Following the demonstrated success of the BCL-2 inhibitor venetoclax in combination with hypomethylating agents for newly diagnosed acute myeloid leukemia (AML), its potential role in the difficult-to-treat relapsed/refractory AML (R/R AML) population has become an important area of investigation.

This systematic review and meta-analysis aim to evaluate the efficacy and safety of venetoclax when combined with intensive chemotherapy regimens for patients with R/R AML.

A systematic literature search was conducted across the PubMed, Embase, and Cochrane Central databases from their inception through February 2025, aimed to identify randomized controlled trials (RCTs) and observational studies that evaluated the efficacy and safety of venetoclax in combination with intensive chemotherapy regimens for patients with R/R AML. The primary outcomes of interest included complete remission rate (CR), overall response rate (ORR), and composite complete remission rate (CRc). Secondary outcomes focused on therapy-related adverse events. Response criteria were assessed according to the European Leukemia Network (ELN) guidelines for AML. Subgroup analyses were performed based on the specific intensive chemotherapy combinations used. Statistical analysis was performed using RStudio (version 4.4.2). Heterogeneity among studies was evaluated using random-effects models and assessed by the I2 statistic.

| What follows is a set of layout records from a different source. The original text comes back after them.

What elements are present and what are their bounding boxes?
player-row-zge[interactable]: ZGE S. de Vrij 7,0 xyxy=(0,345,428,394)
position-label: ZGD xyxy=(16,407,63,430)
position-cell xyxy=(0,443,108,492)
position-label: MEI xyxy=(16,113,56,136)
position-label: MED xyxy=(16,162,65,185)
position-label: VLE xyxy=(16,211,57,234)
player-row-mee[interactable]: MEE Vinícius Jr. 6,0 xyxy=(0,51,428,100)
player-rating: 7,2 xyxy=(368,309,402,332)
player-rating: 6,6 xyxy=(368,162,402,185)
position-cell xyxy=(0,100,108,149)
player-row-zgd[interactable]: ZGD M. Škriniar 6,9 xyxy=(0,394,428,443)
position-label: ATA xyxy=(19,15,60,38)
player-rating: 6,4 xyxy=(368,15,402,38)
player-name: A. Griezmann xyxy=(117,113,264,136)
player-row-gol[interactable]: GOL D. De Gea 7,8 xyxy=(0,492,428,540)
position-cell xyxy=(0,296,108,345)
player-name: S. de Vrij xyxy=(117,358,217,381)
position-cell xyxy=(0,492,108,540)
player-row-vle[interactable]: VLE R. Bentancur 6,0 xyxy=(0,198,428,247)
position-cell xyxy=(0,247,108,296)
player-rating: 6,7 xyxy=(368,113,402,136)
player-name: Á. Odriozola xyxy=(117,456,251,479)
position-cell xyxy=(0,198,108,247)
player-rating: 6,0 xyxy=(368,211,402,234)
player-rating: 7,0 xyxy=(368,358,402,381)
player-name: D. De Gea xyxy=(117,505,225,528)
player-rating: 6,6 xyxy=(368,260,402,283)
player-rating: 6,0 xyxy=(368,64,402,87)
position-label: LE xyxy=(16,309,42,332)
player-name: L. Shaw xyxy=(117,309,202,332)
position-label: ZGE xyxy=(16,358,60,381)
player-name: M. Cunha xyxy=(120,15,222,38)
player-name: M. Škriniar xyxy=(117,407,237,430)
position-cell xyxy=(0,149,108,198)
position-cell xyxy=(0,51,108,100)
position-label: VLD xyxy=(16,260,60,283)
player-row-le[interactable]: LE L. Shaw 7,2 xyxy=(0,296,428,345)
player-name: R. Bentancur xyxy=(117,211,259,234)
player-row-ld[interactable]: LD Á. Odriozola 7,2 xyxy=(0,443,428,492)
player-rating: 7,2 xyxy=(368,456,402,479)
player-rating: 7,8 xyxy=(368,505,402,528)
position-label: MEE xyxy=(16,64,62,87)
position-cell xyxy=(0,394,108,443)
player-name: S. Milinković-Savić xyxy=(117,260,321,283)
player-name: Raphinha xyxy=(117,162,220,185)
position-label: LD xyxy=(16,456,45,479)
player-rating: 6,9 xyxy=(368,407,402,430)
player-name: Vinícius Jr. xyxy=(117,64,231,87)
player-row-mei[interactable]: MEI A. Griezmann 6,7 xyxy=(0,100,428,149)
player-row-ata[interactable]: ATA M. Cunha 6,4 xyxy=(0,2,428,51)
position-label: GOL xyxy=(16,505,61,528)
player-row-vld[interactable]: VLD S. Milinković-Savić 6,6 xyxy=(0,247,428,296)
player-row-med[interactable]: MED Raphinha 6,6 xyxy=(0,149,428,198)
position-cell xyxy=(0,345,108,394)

The analysis included six non-RCTs retrospective studies, comprising a total of 235 patients. Two studies utilized a fludarabine, filgrastim, and idarubicin (FLAG-VIDA, n = 79) regimen; Two studies employed a fludarabine, idarubicin, and venetoclax (FLAVIDA, n = 87) regimen; Two studies used a combination of cladribine, low-dose cytarabine, and venetoclax (CAV, n = 69). The sample sizes of the individual studies ranged from 18 to 61 patients. The median age across the studies ranged from 40 to 65 years. Cytogenetic profiles were reported as adverse in 124 patients (52%). For the pooled data across all studies, the CRc was 51.45% (95% CI: 36.15–66.76; p < 0.01; I2= 83.5%). The ORR was 63.79% (95% CI: 49.67–77.92; p < 0.01; I2= 82.0%). The pooled CR rate among five studies (n = 185) was 27% (95% CI: 9.18–57.50; p < 0.01; I2= 84.6%). Due to the divergence in intensive chemotherapy regimens, a subgroup analysis was conducted. The CRc rates were as follows: FLAG-VIDA: 66.03% (95% CI: 55.62–76.45; p = 0.4; I2= 0%); FLA-VIDA: 59.77% (95% CI: 49.47–70.07; p = 0.9; I2= 0%); and CAV: 27.52% (95% CI: 16.99–38.06; p = 0.8; I2= 0%). The ORR for each subgroup were: FLAG-VIDA: 70.1% (95% CI: 60.06–80.14; p = 0.3581; I2= 0%); FLA-VIDA: 69.25% (95% CI: 51.24–87.26; p < 0.0578; I2= 72.2%); and CAV: 32.8% (95% CI: 11.75–88.63; p < 0.04; I2= 91.9%). Pooled analysis of adverse events revealed that the incidence of febrile neutropenia was 71.38% (95% CI: 31.65–100; p < 0.01; I2= 95.6%). The incidence of pneumonia was 23.6% (95% CI: 16.8–32.08; p = 0.6; I2 = 0%). Conclusion: Our study findings support that venetoclax combined with intensive chemotherapy can achieve meaningful hematologic responses in patients with R/R AML and may serve as a bridge to transplant in eligible patients. Subgroup analysis showed that the FLAG- VIDA/FLA-VIDA regimens outperformed the CAV regimen. However, further prospective RCTs are needed to confirm these results and define the optimal role of this combination therapy.